Cities are applying reflective coatings on streets in an attempt to mitigate urban heat. These coatings are also being used to try to reduce heat stress during outdoor sports. This study models the progression of heat strain in elite marathon and race walk athletes competing on traditional dark asphalt, reflective pavement, or shaded asphalt in past and future Olympic Games [Tokyo (Sapporo), Paris, Los Angeles].

Observed weather (Sapporo) or expected climate conditions for each city, along with modeled mean radiant temperature (T_MRT) differences across the three surface types, were fed into the joint system (JOS-3) thermoregulation model. Resultant changes to heat strain parameters of core temperature (T_cr) and mean skin temperatures (${\overline{T} }_{sk}$), as well as skin wettedness and cardiac output, were modeled.
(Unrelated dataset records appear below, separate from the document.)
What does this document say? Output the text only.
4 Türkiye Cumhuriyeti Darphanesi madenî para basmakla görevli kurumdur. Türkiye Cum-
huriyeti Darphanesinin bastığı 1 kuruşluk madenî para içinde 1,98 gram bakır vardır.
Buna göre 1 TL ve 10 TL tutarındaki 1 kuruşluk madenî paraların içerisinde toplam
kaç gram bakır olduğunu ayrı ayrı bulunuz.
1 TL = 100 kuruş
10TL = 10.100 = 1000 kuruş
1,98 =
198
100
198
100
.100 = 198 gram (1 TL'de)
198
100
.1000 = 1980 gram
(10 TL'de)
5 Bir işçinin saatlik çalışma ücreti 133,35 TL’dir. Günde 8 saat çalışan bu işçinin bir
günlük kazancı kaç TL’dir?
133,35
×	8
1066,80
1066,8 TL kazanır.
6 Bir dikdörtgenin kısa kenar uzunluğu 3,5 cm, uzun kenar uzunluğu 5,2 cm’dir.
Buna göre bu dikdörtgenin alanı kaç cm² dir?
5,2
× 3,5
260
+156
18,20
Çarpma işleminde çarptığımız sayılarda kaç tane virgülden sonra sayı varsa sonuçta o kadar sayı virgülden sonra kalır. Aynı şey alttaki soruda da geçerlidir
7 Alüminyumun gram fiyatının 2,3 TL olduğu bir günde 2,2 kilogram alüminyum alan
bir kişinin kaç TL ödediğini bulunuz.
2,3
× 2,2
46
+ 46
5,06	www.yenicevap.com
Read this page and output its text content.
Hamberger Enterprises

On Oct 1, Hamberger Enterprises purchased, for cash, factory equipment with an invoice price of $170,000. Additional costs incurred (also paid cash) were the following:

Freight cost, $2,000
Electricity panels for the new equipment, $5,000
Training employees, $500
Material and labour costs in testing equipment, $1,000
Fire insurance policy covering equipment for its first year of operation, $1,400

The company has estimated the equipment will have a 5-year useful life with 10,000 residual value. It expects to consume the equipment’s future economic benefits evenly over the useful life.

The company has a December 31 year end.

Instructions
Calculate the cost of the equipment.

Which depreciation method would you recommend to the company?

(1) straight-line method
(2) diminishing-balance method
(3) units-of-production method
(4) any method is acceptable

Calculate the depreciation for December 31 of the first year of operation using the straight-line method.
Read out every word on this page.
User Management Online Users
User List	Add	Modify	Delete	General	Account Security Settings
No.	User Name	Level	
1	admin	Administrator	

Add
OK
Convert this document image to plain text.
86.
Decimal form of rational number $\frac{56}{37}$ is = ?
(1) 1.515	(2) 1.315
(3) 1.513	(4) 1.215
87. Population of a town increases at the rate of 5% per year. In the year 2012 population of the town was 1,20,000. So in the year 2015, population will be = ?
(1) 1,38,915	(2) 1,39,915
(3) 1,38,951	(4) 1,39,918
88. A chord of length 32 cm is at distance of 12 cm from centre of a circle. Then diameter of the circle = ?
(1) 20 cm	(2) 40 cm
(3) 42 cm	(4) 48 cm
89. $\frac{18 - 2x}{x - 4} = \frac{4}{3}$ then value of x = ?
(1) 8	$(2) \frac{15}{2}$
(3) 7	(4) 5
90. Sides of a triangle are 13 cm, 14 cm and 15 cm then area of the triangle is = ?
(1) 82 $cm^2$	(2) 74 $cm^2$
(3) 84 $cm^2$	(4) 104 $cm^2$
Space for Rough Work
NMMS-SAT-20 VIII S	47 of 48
Reflective pavement slightly increased the average T_MRT (1.2–2.2 °C), which caused higher overall radiant heat loads on athletes and thus slightly higher (yet insignificant) T_cr and ${\overline{T} }_{sk}$. These changes in simulated heat strain (worsening the situation) are the opposite of what is expected from a heat mitigation technology. Shading the athletes resulted in lower predicted T_cr (− 0.37 °C) and ${\overline{T} }_{sk}$ (− 0.68 °C) across events compared to sun-exposed asphalt, also decreasing cardiac output.

The minor increase in T_MRT over reflective pavement transferred a negligible difference in simulated athlete heat strain over a 2–3 h intense competition. Overall, the large impact of solar radiation (even in the morning hours) should be decreased via design strategies that block the sun rather than strategies that increase radiant heat load.